A partir desse processo de urbanização, adotado principalmente no período da Intendência de Antônio Lemos, o que se observa é uma remodelação da cidade de Belém e, neste contexto, a avenida Nazaré vai mudando a sua configuração e vai se estendendo até levar à Segunda Légua Patrimonial, onde hoje está o bairro do Marco.
“Com o desenvolvimento econômico apoiado no comércio da borracha, você vê o enriquecimento da cidade a partir das obras arquitetônicas. A nova configuração, principalmente, a partir do início do século XX, com o art nouveau, com a conhecida Belle Époque, vai fazer Belém sentir sensivelmente os impactos desse enriquecimento. Paris era o modelo, o padrão estético e ideológico da cultura na época”.
TESTEMUNHAS
Ainda que muita coisa tenha mudado desde aquela época, até hoje é possível se deparar com construções que ajudam a contar essa parte da história de Belém quando se percorre as avenidas.
Mais à frente, diante da beleza do recém reformado Palacete Faciola, a autônoma Conceição Barros, 65 anos, também guarda suas próprias memórias. Vendedora de comidas típicas, ela está habituada a acolher visitantes interessados não apenas em provar da culinária amazônica, mas também em conhecer um pouco mais das construções que integram a importante avenida.

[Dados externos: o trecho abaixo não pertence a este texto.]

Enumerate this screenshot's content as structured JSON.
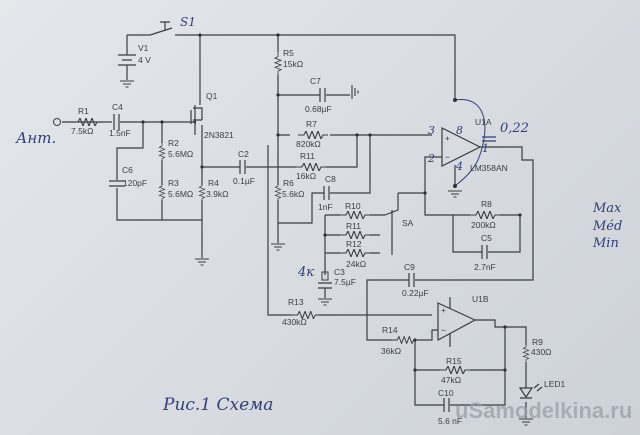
{
  "title": "Рис.1 Схема",
  "antenna_label": "Ант.",
  "watermark": "uSamodelkina.ru",
  "components": {
    "S1": {
      "name": "S1"
    },
    "V1": {
      "name": "V1",
      "value": "4 V"
    },
    "R1": {
      "name": "R1",
      "value": "7.5kΩ"
    },
    "C4": {
      "name": "C4",
      "value": "1.5nF"
    },
    "C6": {
      "name": "C6",
      "value": "120pF"
    },
    "R2": {
      "name": "R2",
      "value": "5.6MΩ"
    },
    "R3": {
      "name": "R3",
      "value": "5.6MΩ"
    },
    "Q1": {
      "name": "Q1",
      "value": "2N3821"
    },
    "R4": {
      "name": "R4",
      "value": "3.9kΩ"
    },
    "C2": {
      "name": "C2",
      "value": "0.1µF"
    },
    "R5": {
      "name": "R5",
      "value": "15kΩ"
    },
    "C7": {
      "name": "C7",
      "value": "0.68µF"
    },
    "R7": {
      "name": "R7",
      "value": "820kΩ"
    },
    "R11a": {
      "name": "R11",
      "value": "16kΩ"
    },
    "R6": {
      "name": "R6",
      "value": "5.6kΩ"
    },
    "C8": {
      "name": "C8",
      "value": "1nF"
    },
    "U1A": {
      "name": "U1A",
      "value": "LM358AN"
    },
    "R8": {
      "name": "R8",
      "value": "200kΩ"
    },
    "C5": {
      "name": "C5",
      "value": "2.7nF"
    },
    "R10": {
      "name": "R10"
    },
    "R11b": {
      "name": "R11"
    },
    "R12": {
      "name": "R12",
      "value": "24kΩ"
    },
    "SA": {
      "name": "SA"
    },
    "C3": {
      "name": "C3",
      "value": "7.5µF"
    },
    "C9": {
      "name": "C9",
      "value": "0.22µF"
    },
    "U1B": {
      "name": "U1B"
    },
    "R13": {
      "name": "R13",
      "value": "430kΩ"
    },
    "R14": {
      "name": "R14",
      "value": "36kΩ"
    },
    "R15": {
      "name": "R15",
      "value": "47kΩ"
    },
    "C10": {
      "name": "C10",
      "value": "5.6 nF"
    },
    "R9": {
      "name": "R9",
      "value": "430Ω"
    },
    "LED1": {
      "name": "LED1"
    }
  },
  "annotations": {
    "c3_note": "4к",
    "cap_note": "0,22",
    "pin3": "3",
    "pin8": "8",
    "pin2": "2",
    "pin4": "4",
    "pin1": "1",
    "modes": [
      "Max",
      "Méd",
      "Min"
    ]
  }
}
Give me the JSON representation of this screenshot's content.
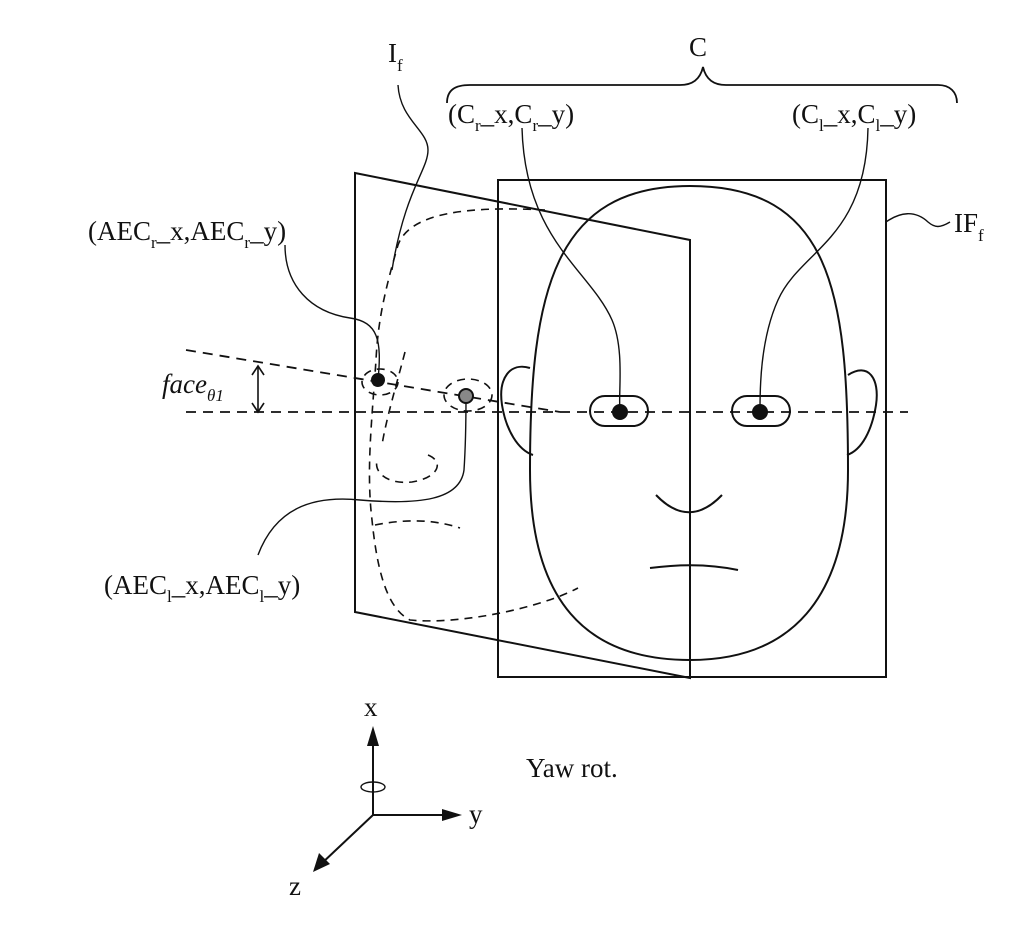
{
  "labels": {
    "image_frame": {
      "main": "I",
      "sub": "f"
    },
    "frontal_frame": {
      "main": "IF",
      "sub": "f"
    },
    "center_group": "C",
    "right_center": {
      "p1": "(C",
      "s1": "r",
      "p2": "_x,C",
      "s2": "r",
      "p3": "_y)"
    },
    "left_center": {
      "p1": "(C",
      "s1": "l",
      "p2": "_x,C",
      "s2": "l",
      "p3": "_y)"
    },
    "aec_right": {
      "p1": "(AEC",
      "s1": "r",
      "p2": "_x,AEC",
      "s2": "r",
      "p3": "_y)"
    },
    "aec_left": {
      "p1": "(AEC",
      "s1": "l",
      "p2": "_x,AEC",
      "s2": "l",
      "p3": "_y)"
    },
    "angle": {
      "main": "face",
      "sub": "θ1"
    },
    "rotation": "Yaw rot.",
    "axis_x": "x",
    "axis_y": "y",
    "axis_z": "z"
  },
  "colors": {
    "ink": "#111111",
    "background": "#ffffff"
  }
}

“As pessoas que vem sempre perguntam do palacete, das mangueiras, de tudo. Para mim é muito bom trabalhar aqui na avenida Nazaré”.
Diante da imponência da Basílica Santuário de Nazaré, as lembranças que chegam à memória da aposentada Vilma Menezes, 68 anos, são de quem já teve a avenida como endereço. Antes de se mudar para o distrito de Icoaraci, ela morou por 62 anos na avenida Nazaré e guarda as melhores memórias daquele período. “Eu conheço bem o movimento aqui, é sempre muito trânsito. Mas é bom porque o que eu mais gosto daqui é a facilidade, tudo tem aqui, lojas, bancos, hospitais, tem a Basílica”, enumera.
Nas costas da Basílica Santuário, a partir do cruzamento com a travessa 14 de Março, a via segue caminho já com o nome de avenida Magalhães Barata. Da mesma forma que a Nazaré, ela também é marcada por construções históricas, como o edifício do Colégio Gentil Bittencourt e o Parque Zoobotânico do Museu Paraense Emílio Goeldi.
“Antigamente aqui era muito agitado, a gente via muita fila para entrar no Museu e essa venda de castanha e paçoca aqui na calçada era tradicional”, lembra a autônoma Luzenira dos Santos, 56 anos, sendo 39 dedicados ao trabalho com a venda de castanha-do-pará na avenida Magalhães Barata.